Da ragazzini si sogna, ma molti smettono di farlo ad un certo punto. Quando forse sono a maturazione di assuefazione del normale. Quelli che smettono di sognare e combattere per l i loro sogni, sono quelli vittima della standardizzazione degli individui. Individui che si alimentano e si muovono solo attraverso cliques: la fidanzata, la macchina, la moto, la famiglia, il lavoro, la passeggiata di domenica al centro commerciale. «Io sbagliando, perché mi è costato anche stress, apici e pedici – ci confida Di Nardo – non mi sono mai arreso e ho sognato ogni giorno, impegnandomi a piastrellare la strada che mi porta ad avere soddisfazioni esaudendo quei sogni. Avere una band, scrivere un pezzo, esibirmi per divertirmi, fare amicizie, conoscere gente nuova, cercare i migliori per imparare da loro».
Uno dei sogni di Dario è quello di avere una batteria, non una qualsiasi ma proprio quella di Taylor, «un giorno decisi di volere una batteria come quella di Roger, così iniziai a risparmiare per comprarmene una. Peccato che sul mercato non ve ne sono facilmente reperibili e quel biondo di Cornovaglia, tranne che nell’ultima parte della sua carriera, mischiava le batterie a suo gusto. Sono un appassionato di storia e un nostalgico degli anni settanta e mi sono detto che “se dev’essere una batteria come la sua, deve rispecchiare la veridicità dell’esistito”. Tra le tante scelsi la batteria che si vede nel concerto di Montreal del 1981, quella che poi girò il mondo. Iniziai – afferma il nostro intervistato – a studiarne i pezzi, l’hardware, i fusti e da ciò ne scaturì un database pazzesco che poi decisi di trasformare in un libro, argomentando i vari passaggi e cambiamenti.

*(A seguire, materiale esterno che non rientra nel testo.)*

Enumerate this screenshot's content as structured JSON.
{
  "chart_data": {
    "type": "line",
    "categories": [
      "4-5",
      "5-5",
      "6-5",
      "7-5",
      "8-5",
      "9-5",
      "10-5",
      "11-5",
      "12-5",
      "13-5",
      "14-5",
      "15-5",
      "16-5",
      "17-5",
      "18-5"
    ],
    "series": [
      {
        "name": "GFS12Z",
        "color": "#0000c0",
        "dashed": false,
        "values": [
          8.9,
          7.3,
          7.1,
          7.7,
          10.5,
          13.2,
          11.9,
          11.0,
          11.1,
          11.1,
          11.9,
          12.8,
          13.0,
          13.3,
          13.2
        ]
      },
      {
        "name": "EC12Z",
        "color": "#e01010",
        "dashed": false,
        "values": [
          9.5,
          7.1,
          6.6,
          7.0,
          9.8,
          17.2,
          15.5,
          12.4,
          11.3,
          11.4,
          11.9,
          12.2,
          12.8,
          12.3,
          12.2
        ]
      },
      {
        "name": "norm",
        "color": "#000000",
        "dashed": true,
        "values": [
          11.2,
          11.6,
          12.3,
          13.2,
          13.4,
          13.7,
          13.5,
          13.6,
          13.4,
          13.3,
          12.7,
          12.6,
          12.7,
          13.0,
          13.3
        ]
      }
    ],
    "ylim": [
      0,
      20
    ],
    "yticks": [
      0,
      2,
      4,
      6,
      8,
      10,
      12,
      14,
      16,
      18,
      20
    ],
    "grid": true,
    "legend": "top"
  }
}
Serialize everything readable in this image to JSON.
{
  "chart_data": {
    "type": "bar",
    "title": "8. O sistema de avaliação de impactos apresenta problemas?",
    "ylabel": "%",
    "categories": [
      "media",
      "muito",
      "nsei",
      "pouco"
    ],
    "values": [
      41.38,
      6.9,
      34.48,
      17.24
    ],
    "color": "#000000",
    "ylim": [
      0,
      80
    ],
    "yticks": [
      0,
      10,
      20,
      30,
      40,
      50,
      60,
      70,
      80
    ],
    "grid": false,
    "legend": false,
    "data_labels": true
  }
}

Ci ho messo sei anni ma alla fine ce l’ho fatta e “The Drum of Roger Meddows Taylor: a full e detailed history” è diventato un grande successo internazionale. Ecco i Queen cosa mi hanno scatenato, sognavo di suonare come Roger e da questo non ho ottenuto solo la voglia di suonare ma anche uno stile tutto mio...non lo scimmiotto insomma». I sogni dicevamo, quelli che uno crede irrealizzabili e che invece la vita o forse il destino poi esaudiscono «fin da ragazzino sognavo di conoscere Roger Taylor e ci sono riuscito addirittura in diverse occasioni, l’ultima delle quali è stata davvero particolare e risale al giugno del 2018 quando lui m’invitò a Milano nel backstage del concerto dei Queen. Che dire – conclude Dario – questo è un sogno realizzato di cui sono davvero felice, anche se l’apoteosi ci fu quando un giorno mi scrisse Eric Singer, batterista dei Kiss, dicendomi che voleva una copia del mio libro e m’invitò ancora una volta a Milano (quando si dice il destino) nel backstage di un loro concerto». “It’s a Hard Life” cantavano nel 1984 i Queen in un carnevalesco e veneziano videoclip. Ma quando ci sono sogni, passioni ed obiettivi da raggiungere questo cammino difficile può riservare anche tante soddisfazioni!